Some of the input we have already received encourages us to do just that, or at least to publish more verses from selected psalms.

In his article, Necessary Songs: The Case for Singing the Entire Psalter, Martin Tel makes a nice case for expanding what we do in worship with the Psalms.

One of his main points, that some of the expressions in the psalms do not match the modern American sensibility, is probably a good reason to take his advice. Any time we can point out the difference between the reality of God and modern American sensibilities, people can grow in grace and truth.

The real questions are practical.

Some congregations struggle with the psalms presently printed in Christian Worship. If we expand the number of words that a congregation might speak or sing, how can we put the psalms into a format that makes them accessible to those kinds of congregations? Perhaps appropriate background music for the oral reading of an entire psalm would help them. Perhaps they would sing a hymn based on a psalm, a metrical paraphrase, instead.

Other congregations have used the psalms presently printed in Christian Worship so often that they are getting old. They are appreciating the psalms in Christian Worship: Supplement, but they are looking for more. Perhaps having the text of an entire psalm in a fresh setting would help them.

Near the end of his article, Tel makes the case that abridged psalms might still be very useful in some locations. How much to abridge them is one question. Whether and how to use refrains, both old and new, is another question.
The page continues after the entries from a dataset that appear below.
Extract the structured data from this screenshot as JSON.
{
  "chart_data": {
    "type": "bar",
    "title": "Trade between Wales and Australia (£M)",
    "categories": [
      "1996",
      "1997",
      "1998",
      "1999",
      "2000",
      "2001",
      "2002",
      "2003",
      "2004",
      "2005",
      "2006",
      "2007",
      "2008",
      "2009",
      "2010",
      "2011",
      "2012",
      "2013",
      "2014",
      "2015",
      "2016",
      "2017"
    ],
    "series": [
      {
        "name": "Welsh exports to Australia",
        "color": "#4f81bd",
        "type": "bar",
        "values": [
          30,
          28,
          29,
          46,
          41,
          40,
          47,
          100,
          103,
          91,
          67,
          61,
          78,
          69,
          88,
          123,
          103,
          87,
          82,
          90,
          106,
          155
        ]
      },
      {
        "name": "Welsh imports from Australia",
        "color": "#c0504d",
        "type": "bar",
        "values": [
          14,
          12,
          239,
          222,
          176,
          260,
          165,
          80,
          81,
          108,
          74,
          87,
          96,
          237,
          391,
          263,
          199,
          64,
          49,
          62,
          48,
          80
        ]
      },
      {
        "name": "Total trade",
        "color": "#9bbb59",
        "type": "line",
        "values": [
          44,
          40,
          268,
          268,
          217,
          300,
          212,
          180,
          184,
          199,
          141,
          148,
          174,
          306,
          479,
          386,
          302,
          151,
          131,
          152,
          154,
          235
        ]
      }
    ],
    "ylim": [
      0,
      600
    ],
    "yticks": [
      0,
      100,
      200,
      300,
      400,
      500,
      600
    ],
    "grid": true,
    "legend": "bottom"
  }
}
But we have become accustomed, sometimes even fondly, to the abridged psalms with refrains in Christian Worship, and they seem to have a good place in WELS worship practices.

What do you think? Publish all the psalms or just selected ones? Publish all the verses or just selected ones?
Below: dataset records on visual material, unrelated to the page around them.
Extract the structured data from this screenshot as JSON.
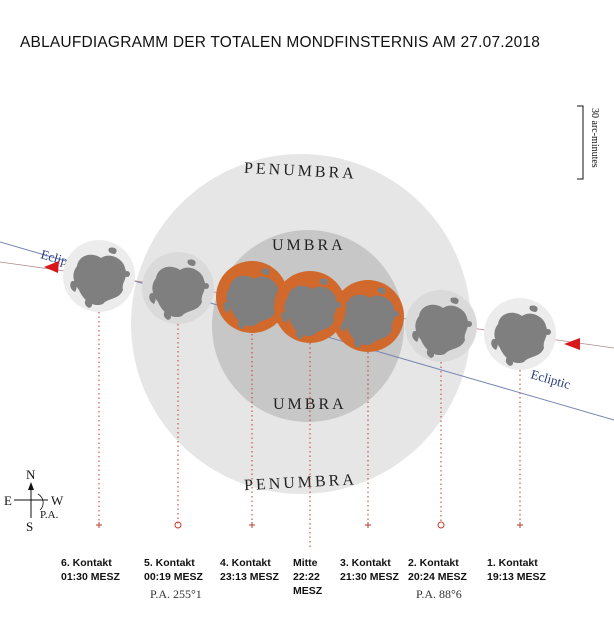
{
  "title": "ABLAUFDIAGRAMM DER TOTALEN MONDFINSTERNIS AM 27.07.2018",
  "penumbra_label": "PENUMBRA",
  "umbra_label": "UMBRA",
  "ecliptic_label_left": "Eclip",
  "ecliptic_label_right": "Ecliptic",
  "scale_label": "30 arc-minutes",
  "compass": {
    "north": "N",
    "east": "E",
    "west": "W",
    "south": "S",
    "position_angle": "P.A."
  },
  "contacts": [
    {
      "name": "6. Kontakt",
      "time": "01:30 MESZ",
      "pa": "",
      "phase": "full"
    },
    {
      "name": "5. Kontakt",
      "time": "00:19 MESZ",
      "pa": "P.A. 255°1",
      "phase": "full"
    },
    {
      "name": "4. Kontakt",
      "time": "23:13 MESZ",
      "pa": "",
      "phase": "eclipsed"
    },
    {
      "name": "Mitte",
      "time": "22:22",
      "time2": "MESZ",
      "pa": "",
      "phase": "eclipsed"
    },
    {
      "name": "3. Kontakt",
      "time": "21:30 MESZ",
      "pa": "",
      "phase": "eclipsed"
    },
    {
      "name": "2. Kontakt",
      "time": "20:24 MESZ",
      "pa": "P.A. 88°6",
      "phase": "full"
    },
    {
      "name": "1. Kontakt",
      "time": "19:13 MESZ",
      "pa": "",
      "phase": "full"
    }
  ],
  "colors": {
    "penumbra": "#e6e6e6",
    "umbra": "#c7c7c7",
    "moon_full": "#ececec",
    "moon_eclipsed": "#d0692b",
    "maria": "#7f7f7f",
    "ecliptic": "#2b3a7a",
    "arrow": "#d8161c",
    "drop_line": "#c23b2a"
  }
}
There is good reason to put a lot of effort into our consideration of psalms in the new hymnal. As Martin Luther wrote, the psalms are words of prophecy, instruction, comfort, prayer, and thanks. He prayed them daily and published how he found Christ in each one.
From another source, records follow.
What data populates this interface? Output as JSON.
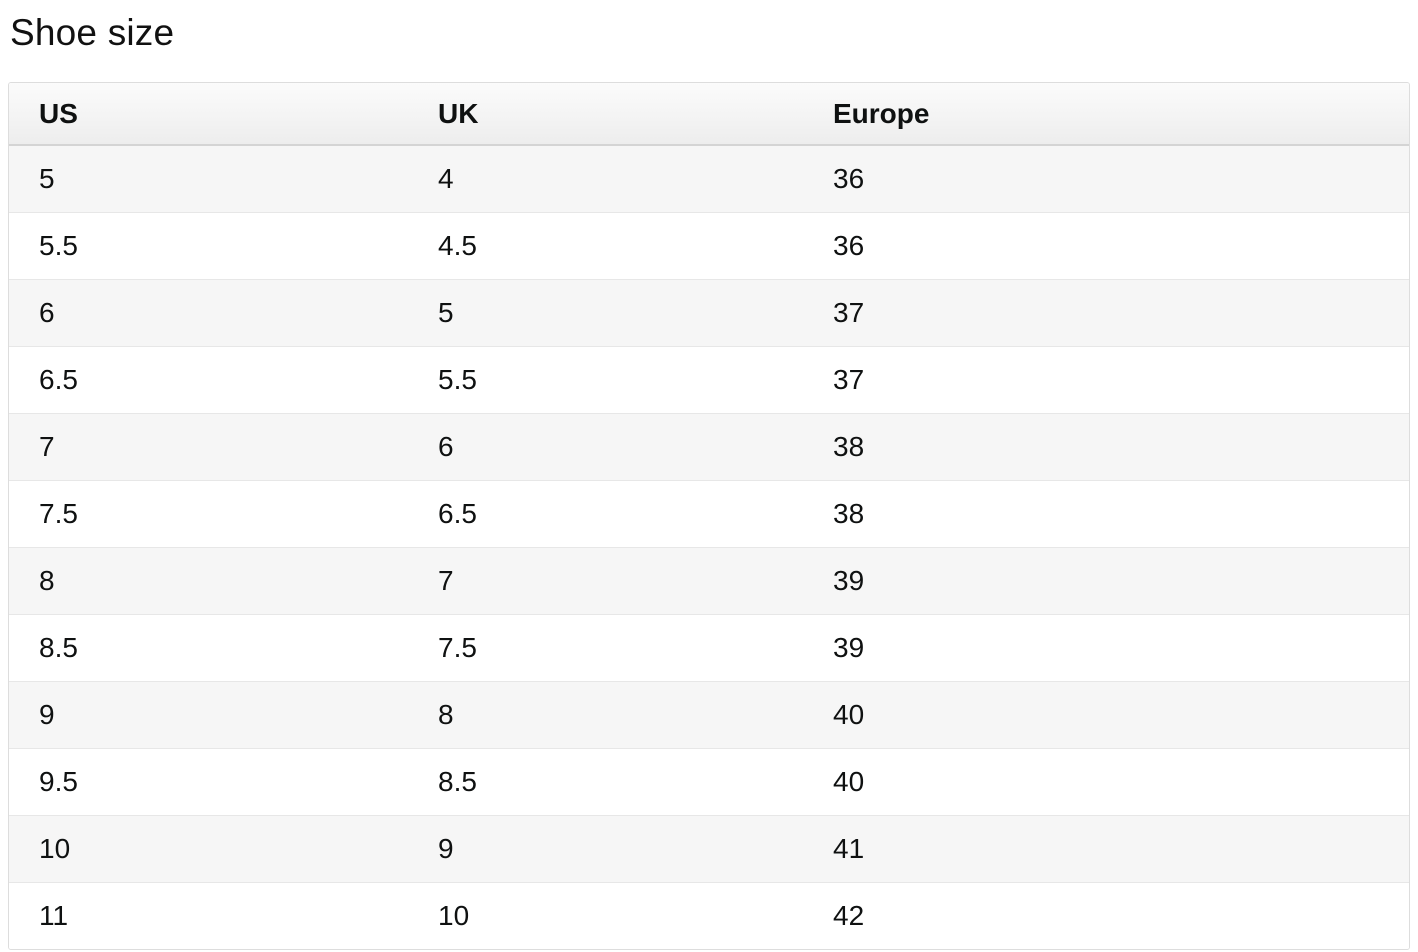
{
  "section": {
    "title": "Shoe size"
  },
  "table": {
    "columns": [
      {
        "key": "us",
        "label": "US"
      },
      {
        "key": "uk",
        "label": "UK"
      },
      {
        "key": "europe",
        "label": "Europe"
      }
    ],
    "rows": [
      {
        "us": "5",
        "uk": "4",
        "europe": "36"
      },
      {
        "us": "5.5",
        "uk": "4.5",
        "europe": "36"
      },
      {
        "us": "6",
        "uk": "5",
        "europe": "37"
      },
      {
        "us": "6.5",
        "uk": "5.5",
        "europe": "37"
      },
      {
        "us": "7",
        "uk": "6",
        "europe": "38"
      },
      {
        "us": "7.5",
        "uk": "6.5",
        "europe": "38"
      },
      {
        "us": "8",
        "uk": "7",
        "europe": "39"
      },
      {
        "us": "8.5",
        "uk": "7.5",
        "europe": "39"
      },
      {
        "us": "9",
        "uk": "8",
        "europe": "40"
      },
      {
        "us": "9.5",
        "uk": "8.5",
        "europe": "40"
      },
      {
        "us": "10",
        "uk": "9",
        "europe": "41"
      },
      {
        "us": "11",
        "uk": "10",
        "europe": "42"
      }
    ]
  },
  "chart_data": {
    "type": "table",
    "title": "Shoe size",
    "columns": [
      "US",
      "UK",
      "Europe"
    ],
    "rows": [
      [
        "5",
        "4",
        "36"
      ],
      [
        "5.5",
        "4.5",
        "36"
      ],
      [
        "6",
        "5",
        "37"
      ],
      [
        "6.5",
        "5.5",
        "37"
      ],
      [
        "7",
        "6",
        "38"
      ],
      [
        "7.5",
        "6.5",
        "38"
      ],
      [
        "8",
        "7",
        "39"
      ],
      [
        "8.5",
        "7.5",
        "39"
      ],
      [
        "9",
        "8",
        "40"
      ],
      [
        "9.5",
        "8.5",
        "40"
      ],
      [
        "10",
        "9",
        "41"
      ],
      [
        "11",
        "10",
        "42"
      ]
    ]
  },
  "colors": {
    "text": "#0f1111",
    "header_bg_top": "#fbfbfb",
    "header_bg_bottom": "#ededed",
    "header_border": "#d4d4d4",
    "row_stripe": "#f6f6f6",
    "row_separator": "#e7e7e7",
    "table_border": "#dddddd",
    "background": "#ffffff"
  }
}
Do we find Christ in the psalms? That is enough to make them valuable. And as the hymnal of the Scripture, the psalms, whether whole or abridged, will be a valuable part of our synod’s new hymnal.

I’d like to point out that three new resources were posted to the WELS Hymnal Project website recently.

The first is a lengthy work entitled, “Studies in Lutheran Chorales,” by Hilton C. Oswald. From the resource description:

Between the years 1961 and 1997 a series of essays by Hilton Oswald appeared in The Lutheran School Bulletin, the predecessor to The Lutheran Educator. The collection of 47 essays is unique for its contribution in the English language to the understanding of German Lutheran hymns. On the pages of this collection of essays Oswald urges Lutherans to understand and appreciate the treasure of German Lutheran hymnody that we have inherited. The WELS Hymnal Project presents this document, newly formatted and digitized, for useful study in WELS and beyond.

The second is the inaugural issue of Viva Vox, a newsletter published in 1955 by Ralph Gehrke and Kurt Eggert. From the resource description:

In the mid 1950’s Lutheran colleagues Rev. Kurt Eggert and Professor Ralph Gehrke teamed up to circulate a worship newsletter entitled Viva Vox (the Living Voice [of the Gospel]). With Rev. Eggert having served as the project director for Christian Worship: A Lutheran Hymnal, the reproduction of these editions is intended only to illustrate how many of the same worship issues of half a century ago are still facing us today as we humbly take on the daunting task and responsibility of working on our next worship book and its accompanying resources. We will add editions as time allows, and we plan to write a few blog articles referencing topics covered in Viva Vox.

The third is a Scripture index of Christian Worship: Supplement. From the resource description:

An extensive scripture index for the hymns of Christian Worship: A Lutheran Hymnal is included in the final pages of Christian Worship: Handbook (Dr. C.T. Aufdemberge). A number of years ago a similar index was prepared for Christian Worship: Supplement and is now made available in the hopes that it will serve as a helpful resource for hymn selection in any number of settings.

We present these resources to you in the hopes that you find them useful and edifying.